The team capsules introduced an “unpredictability index,” defined as factoring in “age, injury, and statistical highs and lows going back four years, and making its projections based on database comparisons across MLB history.” In other words, they’re covering their collective ass.

The team snapshots suggest highs and lows in wins based on “ifs,” pretty much another way of offering the usual. For example, the magazine put down the Astros for a low of 54 wins and a high of 62, so they have either 53 or 61 to go.

http://simlb.files.wordpress.com/2013/03/cc-sabathia-cover.jpg?w=600&h=793&resize=289%2C350Despite the relatively dire predictions for a depleted Yankees team (i.e., they might not make the post-season this year), Sports Illustrated, which also is dated April 1 (the magazine carries a Monday cover date), seems to be sucking up the the biggest market by making C.C. Sabathia its cover boy. At least that’s the cover in the NY area. There are also versions with the National’s Stephen Strausburg, the Rays’ David Price, and the Tigers’ Justin Verlander, each with a personalized tease (“Can the Yankees Shatter the Hopes of AL East Upstarts?” It should be noted that only Tom Verducci’s analysis of Tampa Bay’s staff actually has anything to do with the cover photo.)

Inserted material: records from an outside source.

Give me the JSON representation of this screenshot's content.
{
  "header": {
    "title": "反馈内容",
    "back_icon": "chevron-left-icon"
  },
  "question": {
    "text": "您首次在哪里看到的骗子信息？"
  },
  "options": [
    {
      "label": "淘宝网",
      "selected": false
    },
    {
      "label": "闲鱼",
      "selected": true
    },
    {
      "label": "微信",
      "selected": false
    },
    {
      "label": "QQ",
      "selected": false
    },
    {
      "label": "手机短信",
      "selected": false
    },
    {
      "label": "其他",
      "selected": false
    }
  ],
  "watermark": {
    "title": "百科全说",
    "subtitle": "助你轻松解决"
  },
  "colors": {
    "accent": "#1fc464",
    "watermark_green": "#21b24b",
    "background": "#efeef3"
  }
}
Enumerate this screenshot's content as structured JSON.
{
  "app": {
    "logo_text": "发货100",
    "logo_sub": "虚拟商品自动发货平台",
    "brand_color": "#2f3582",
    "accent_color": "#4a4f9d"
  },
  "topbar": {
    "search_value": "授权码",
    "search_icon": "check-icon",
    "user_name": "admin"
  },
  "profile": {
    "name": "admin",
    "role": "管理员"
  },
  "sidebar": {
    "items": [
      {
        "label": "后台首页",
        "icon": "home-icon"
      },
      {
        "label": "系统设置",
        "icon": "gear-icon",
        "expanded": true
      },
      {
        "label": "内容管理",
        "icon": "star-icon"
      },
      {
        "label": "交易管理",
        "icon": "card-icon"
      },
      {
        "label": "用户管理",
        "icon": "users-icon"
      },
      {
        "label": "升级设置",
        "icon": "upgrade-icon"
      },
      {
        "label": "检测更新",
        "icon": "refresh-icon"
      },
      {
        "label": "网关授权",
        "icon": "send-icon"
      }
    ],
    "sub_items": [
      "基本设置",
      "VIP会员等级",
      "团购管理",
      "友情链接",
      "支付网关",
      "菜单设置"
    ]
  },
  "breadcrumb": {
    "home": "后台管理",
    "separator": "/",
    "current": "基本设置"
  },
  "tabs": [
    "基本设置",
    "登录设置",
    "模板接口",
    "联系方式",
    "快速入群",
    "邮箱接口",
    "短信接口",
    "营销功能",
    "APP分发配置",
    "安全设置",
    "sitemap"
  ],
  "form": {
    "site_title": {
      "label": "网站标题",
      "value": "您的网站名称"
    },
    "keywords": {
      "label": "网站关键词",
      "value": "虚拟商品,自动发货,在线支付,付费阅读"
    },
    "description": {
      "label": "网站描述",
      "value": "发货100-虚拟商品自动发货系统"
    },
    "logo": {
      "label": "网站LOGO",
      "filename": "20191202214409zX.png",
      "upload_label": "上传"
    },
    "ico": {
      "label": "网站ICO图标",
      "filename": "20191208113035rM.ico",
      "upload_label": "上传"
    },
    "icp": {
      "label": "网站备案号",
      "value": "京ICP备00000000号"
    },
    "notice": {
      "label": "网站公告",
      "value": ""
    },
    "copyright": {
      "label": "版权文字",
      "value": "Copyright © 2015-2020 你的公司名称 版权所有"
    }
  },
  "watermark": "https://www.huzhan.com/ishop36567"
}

In a previous post, I mentioned how a few of the magazines thought to publish articles about the use of “next-generation” statistics and thought there were enough topics out there that they shouldn’t have to repeat any. Well, SI and The New York Times both wrote extenive pieces about the uptick in strikeouts (the Times  carried this in their baseball preview section over the weekend.)

Verducci also contributed a feature about the Nationals and Michael McKnight wrote about Brian Cole, “The Greatest Player You Never saw.” Cole, a Mets prospect, was killed in an auto accident in 2000.

The SI team capsules are a bit fuller that ESPN‘s, with projected lineups and rotations, best-and worst-case scenarios, and in keeping with the strikeout theme, “The K Meter: percentage of 2012 plates appearances that ended with a strikeout, and major league rank.”